Durant les 16e et 17e siècles, ces hommes et leurs familles changent rarement de ferme. La carte ci-dessous montre des hastingots rivés à leur terre durant plus de 200 ans. Plus tard, la bougeotte les envahit et le rythme de migration s’accélère; 38 ans pour aller de Peyrehorade à Hittète, 56 ans pour rejoindre Jouandic, 38 ans pour investir Bonnesort et 31 ans pour s’établir définitivement à Tournefeuille.

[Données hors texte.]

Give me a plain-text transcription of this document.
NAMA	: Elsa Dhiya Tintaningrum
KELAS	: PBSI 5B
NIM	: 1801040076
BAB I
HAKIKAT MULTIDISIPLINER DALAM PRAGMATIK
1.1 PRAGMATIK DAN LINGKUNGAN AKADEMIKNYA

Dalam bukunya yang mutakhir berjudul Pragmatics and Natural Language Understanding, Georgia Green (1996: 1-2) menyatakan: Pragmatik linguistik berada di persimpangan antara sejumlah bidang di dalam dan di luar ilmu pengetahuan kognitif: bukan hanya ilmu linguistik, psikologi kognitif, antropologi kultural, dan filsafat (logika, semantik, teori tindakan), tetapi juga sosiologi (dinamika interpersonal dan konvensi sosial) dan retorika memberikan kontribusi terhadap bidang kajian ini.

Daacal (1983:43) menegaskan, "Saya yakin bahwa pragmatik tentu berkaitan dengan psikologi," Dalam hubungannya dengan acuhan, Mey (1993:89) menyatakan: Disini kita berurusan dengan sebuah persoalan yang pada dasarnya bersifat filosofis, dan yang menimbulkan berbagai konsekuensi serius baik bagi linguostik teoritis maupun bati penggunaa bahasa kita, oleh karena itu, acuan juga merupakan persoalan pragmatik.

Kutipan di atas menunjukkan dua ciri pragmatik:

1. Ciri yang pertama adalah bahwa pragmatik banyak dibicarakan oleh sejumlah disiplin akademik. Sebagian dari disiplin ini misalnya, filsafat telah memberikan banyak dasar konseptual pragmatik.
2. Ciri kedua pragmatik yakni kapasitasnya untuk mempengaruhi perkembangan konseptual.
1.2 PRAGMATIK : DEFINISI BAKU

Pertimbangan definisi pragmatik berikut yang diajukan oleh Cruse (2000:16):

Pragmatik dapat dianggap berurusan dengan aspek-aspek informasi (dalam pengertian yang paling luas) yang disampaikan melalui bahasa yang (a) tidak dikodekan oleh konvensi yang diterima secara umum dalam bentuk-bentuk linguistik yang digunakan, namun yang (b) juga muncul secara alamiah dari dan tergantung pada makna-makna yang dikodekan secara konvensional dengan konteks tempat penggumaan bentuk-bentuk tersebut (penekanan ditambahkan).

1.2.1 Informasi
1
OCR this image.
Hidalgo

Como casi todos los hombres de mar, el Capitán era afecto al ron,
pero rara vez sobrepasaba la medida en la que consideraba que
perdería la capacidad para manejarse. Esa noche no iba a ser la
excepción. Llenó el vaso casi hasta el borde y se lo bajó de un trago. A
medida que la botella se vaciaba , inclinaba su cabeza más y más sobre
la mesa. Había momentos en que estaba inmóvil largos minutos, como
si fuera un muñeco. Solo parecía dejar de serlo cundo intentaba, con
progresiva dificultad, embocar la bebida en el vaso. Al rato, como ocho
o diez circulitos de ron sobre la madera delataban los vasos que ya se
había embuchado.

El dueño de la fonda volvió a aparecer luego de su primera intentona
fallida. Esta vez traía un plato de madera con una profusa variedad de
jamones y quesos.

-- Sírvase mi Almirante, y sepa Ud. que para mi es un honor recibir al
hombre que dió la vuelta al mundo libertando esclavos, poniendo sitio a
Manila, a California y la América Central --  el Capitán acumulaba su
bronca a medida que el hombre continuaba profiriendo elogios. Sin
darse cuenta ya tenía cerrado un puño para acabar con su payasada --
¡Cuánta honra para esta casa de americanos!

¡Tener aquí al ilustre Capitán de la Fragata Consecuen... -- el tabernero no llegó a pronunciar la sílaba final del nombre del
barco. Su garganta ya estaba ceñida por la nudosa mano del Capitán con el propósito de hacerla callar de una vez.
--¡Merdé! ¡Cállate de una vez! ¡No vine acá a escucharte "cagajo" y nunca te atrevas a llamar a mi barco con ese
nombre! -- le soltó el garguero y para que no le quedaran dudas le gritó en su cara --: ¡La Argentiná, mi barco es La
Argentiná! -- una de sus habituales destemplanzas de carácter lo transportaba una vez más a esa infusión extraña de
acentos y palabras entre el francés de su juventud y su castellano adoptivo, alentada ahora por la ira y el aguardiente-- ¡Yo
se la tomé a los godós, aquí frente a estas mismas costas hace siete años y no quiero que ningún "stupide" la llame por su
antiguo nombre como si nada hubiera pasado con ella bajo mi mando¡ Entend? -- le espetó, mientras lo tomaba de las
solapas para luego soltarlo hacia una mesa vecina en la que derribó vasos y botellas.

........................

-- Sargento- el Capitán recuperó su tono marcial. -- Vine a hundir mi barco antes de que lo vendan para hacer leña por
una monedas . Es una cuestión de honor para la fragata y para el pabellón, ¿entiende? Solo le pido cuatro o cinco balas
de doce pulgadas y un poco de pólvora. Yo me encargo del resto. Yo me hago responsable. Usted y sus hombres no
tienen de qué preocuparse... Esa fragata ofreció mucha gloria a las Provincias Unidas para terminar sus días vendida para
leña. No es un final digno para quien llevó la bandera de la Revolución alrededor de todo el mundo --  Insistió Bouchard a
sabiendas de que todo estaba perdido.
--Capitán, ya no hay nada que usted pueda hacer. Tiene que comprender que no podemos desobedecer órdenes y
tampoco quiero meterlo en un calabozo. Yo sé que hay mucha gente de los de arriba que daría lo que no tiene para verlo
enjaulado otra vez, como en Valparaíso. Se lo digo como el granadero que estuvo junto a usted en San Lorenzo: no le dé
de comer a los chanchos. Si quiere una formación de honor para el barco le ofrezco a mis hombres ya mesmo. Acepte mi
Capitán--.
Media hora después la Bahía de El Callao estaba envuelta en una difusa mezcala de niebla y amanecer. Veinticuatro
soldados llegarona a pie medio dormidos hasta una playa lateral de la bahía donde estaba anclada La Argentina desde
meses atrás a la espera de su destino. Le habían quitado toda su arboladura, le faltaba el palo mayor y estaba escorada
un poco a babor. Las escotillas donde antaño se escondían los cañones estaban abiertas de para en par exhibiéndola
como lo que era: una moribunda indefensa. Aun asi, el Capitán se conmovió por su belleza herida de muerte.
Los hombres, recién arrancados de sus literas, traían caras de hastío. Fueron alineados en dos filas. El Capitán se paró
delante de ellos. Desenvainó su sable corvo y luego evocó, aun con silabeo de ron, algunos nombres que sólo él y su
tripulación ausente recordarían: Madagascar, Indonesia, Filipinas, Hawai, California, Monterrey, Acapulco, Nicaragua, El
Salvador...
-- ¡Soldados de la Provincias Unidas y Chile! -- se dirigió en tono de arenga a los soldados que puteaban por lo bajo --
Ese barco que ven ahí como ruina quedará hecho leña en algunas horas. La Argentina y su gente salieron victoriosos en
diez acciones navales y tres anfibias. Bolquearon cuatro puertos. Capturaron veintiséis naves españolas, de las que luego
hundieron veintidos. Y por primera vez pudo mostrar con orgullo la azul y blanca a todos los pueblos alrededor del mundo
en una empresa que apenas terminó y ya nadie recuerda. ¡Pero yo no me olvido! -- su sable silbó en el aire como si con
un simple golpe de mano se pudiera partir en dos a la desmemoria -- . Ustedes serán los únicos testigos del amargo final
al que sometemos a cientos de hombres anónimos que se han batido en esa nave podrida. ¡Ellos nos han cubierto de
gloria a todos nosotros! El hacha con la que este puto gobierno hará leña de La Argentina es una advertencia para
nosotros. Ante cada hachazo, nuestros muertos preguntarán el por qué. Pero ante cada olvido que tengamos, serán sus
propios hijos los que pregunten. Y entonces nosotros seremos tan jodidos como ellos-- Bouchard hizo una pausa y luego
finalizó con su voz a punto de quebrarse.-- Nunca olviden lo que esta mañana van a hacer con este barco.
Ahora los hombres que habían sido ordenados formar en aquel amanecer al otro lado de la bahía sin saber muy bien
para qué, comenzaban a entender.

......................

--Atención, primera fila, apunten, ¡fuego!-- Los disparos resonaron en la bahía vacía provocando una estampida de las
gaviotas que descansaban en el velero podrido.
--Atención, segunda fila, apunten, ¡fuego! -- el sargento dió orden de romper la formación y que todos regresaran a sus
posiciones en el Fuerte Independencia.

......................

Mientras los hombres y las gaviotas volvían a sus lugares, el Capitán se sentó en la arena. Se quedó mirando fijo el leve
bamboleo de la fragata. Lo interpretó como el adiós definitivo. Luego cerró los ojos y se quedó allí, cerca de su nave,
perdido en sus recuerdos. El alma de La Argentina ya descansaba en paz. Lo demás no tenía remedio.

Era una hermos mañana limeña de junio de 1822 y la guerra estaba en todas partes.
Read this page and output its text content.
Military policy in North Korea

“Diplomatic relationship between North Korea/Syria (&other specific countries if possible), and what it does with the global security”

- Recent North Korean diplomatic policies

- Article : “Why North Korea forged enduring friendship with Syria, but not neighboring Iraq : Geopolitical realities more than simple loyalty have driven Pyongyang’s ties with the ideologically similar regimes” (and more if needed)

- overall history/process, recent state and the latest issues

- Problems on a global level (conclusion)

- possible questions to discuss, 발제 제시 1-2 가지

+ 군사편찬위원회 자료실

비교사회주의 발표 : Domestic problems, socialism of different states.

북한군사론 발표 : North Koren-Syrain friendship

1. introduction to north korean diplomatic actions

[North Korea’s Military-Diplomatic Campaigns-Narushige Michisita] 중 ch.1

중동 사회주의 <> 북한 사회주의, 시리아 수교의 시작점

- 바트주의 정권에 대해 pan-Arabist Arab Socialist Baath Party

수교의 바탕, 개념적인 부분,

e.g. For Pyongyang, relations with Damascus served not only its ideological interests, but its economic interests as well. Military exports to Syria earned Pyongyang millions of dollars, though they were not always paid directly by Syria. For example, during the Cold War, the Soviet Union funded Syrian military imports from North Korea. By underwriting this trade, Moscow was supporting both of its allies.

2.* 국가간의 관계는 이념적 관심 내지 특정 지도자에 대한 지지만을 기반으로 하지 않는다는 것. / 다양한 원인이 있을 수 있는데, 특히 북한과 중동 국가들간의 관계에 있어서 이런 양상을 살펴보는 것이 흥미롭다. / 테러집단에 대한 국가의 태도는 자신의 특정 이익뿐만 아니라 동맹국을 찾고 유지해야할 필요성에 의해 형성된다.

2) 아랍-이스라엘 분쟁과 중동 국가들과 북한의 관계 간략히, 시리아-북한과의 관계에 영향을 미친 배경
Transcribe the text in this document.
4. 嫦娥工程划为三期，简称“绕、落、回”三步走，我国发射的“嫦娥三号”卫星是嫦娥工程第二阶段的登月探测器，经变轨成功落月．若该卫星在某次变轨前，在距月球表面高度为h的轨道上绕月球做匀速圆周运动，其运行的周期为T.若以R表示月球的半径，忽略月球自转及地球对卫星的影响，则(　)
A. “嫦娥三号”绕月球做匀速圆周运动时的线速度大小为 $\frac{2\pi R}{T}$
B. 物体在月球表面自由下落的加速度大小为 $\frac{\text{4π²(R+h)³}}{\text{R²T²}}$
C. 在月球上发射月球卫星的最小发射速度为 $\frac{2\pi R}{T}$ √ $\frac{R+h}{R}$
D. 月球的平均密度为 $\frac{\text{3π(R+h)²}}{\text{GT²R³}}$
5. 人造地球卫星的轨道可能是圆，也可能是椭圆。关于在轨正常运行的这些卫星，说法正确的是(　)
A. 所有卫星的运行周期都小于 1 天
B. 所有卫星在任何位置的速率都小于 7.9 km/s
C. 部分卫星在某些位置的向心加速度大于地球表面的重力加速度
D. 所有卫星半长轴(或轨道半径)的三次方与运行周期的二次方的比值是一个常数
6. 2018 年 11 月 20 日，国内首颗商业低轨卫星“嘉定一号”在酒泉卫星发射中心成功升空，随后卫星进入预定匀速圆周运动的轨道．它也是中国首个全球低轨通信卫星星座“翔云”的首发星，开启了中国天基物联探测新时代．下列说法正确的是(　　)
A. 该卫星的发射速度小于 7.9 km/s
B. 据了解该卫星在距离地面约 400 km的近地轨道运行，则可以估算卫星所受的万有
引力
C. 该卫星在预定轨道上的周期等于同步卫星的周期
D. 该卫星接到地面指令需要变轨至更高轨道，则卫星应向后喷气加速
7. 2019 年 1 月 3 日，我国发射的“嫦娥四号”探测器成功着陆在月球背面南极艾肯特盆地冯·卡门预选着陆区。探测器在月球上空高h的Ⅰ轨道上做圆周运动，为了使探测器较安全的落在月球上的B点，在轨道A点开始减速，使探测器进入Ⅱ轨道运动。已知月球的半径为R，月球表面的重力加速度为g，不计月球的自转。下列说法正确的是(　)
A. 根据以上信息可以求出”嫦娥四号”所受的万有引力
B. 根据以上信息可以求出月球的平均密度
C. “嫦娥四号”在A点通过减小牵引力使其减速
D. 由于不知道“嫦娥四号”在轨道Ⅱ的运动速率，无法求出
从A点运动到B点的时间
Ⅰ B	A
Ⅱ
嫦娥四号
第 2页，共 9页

La première trace d’un Hayet à Hastingues date du 26/12/1597, jour de naissance de Jean. Malheureusement le nom de sa maison natale ne figure sur aucun acte. De son père Bertrand et de sa mère Estebenote DAULOUX, on a aucune information de date ni de lieu car les archives de Hastingues débutent en 1594. Mais il y a fort à parier qu’ils ne devaient pas être bien loin de là. On peut raisonnablement estimer leur naissance autour de 1567.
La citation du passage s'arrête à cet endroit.